One of my friends suggested that I should buy 2 boxes. Of slightly different size, and the biggest should fit in my cupboard. Then fill the space between them with sand. I'm not sure I like that idea. 1) it has the potential to become filthy, 2) getting my tubes/wires through the 2 boxes is not optimal. 3) I need to mess with a lid or door, where the hinges might become sound-bridges. 4) Will sand stop vibration-noise, or do I still need to suspend my pump ? A lot of work, for something that might not be effective.
Chances are, with a proper suspension of decently quiet HDDs, you will not need any acoustic foam to make them inaudible -- assuming a decent case.
I have a Fractal Design Arc Midi. It has not been designed to be quiet. (I think the R3 and R4 are for that). But with openings for fans, there is always room for noise to escape. I can't understand how one can claim a case is silent, when there are fans in it ? Even when the fans themselves don't make noise, but some component inside.
I might buy bitumen plates for noise dampening. And I have some of that foam still that I could put on top of the bitumen. That could maybe absorp some of the HDD spinning noise.
To contain the pump noise, I'd use something like a thick wall aluminum box to completely house it (with rubber gasket holes for the hoses & wiring), and float the pump in the box in a layer foam that will keep it from making direct contact with the metal box. The density of the foam should be chosen so it can stop mechanical vibration from getting into the box. Most foam also transfers some heat if it is not too thick/dense. Floating the whole encased pump assembly with elastic suspension will maximize the noise reduction.

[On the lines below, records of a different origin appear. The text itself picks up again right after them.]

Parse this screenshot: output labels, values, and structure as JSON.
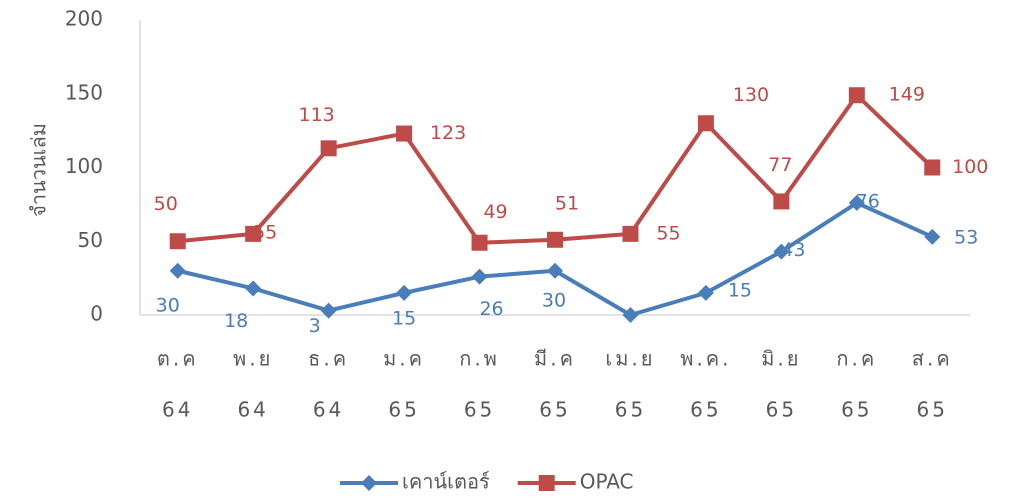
{
  "chart_data": {
    "type": "line",
    "y_label": "จำนวนเล่ม",
    "categories": [
      [
        "ต.ค",
        "64"
      ],
      [
        "พ.ย",
        "64"
      ],
      [
        "ธ.ค",
        "64"
      ],
      [
        "ม.ค",
        "65"
      ],
      [
        "ก.พ",
        "65"
      ],
      [
        "มี.ค",
        "65"
      ],
      [
        "เม.ย",
        "65"
      ],
      [
        "พ.ค.",
        "65"
      ],
      [
        "มิ.ย",
        "65"
      ],
      [
        "ก.ค",
        "65"
      ],
      [
        "ส.ค",
        "65"
      ]
    ],
    "series": [
      {
        "name": "เคาน์เตอร์",
        "color": "#4a7ebb",
        "marker": "diamond",
        "values": [
          30,
          18,
          3,
          15,
          26,
          30,
          0,
          15,
          43,
          76,
          53
        ],
        "value_labels": [
          "30",
          "18",
          "3",
          "15",
          "26",
          "30",
          null,
          "15",
          "43",
          "76",
          "53"
        ]
      },
      {
        "name": "OPAC",
        "color": "#be4b48",
        "marker": "square",
        "values": [
          50,
          55,
          113,
          123,
          49,
          51,
          55,
          130,
          77,
          149,
          100
        ]
      }
    ],
    "ylim": [
      0,
      200
    ],
    "yticks": [
      0,
      50,
      100,
      150,
      200
    ],
    "grid": false,
    "legend": "bottom"
  }
}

Would foam be better than sand ? I guess 2 boxes with sand will be heavier, and are harder to hang in suspension.
My new SSD arrived this morning. Let's see if I can keep my HDDs spun down.
And hopefully my new fan controller will arrive tomorrow, so I can undervolt my pump.

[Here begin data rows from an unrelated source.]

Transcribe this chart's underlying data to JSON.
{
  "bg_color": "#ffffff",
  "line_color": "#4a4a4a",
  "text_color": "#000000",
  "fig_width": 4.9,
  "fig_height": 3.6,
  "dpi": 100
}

If those things don't work, I will look at more drastic actions.
One other trick might be to buy a NAS, and put the 2 HDDs in there. The downside is, I see customer reviews claiming that their NASs do 60-25 MByte/sec. Old fashioned HDDs do 250-300 MBps, GbE is 125 MBps. So 25 MBps seems pretty slow. Not a problem when watching movies on my TV. But manipulating files and games around could take some time. (Copying 10GB takes 7 minutes. Painful when you were used to local storage).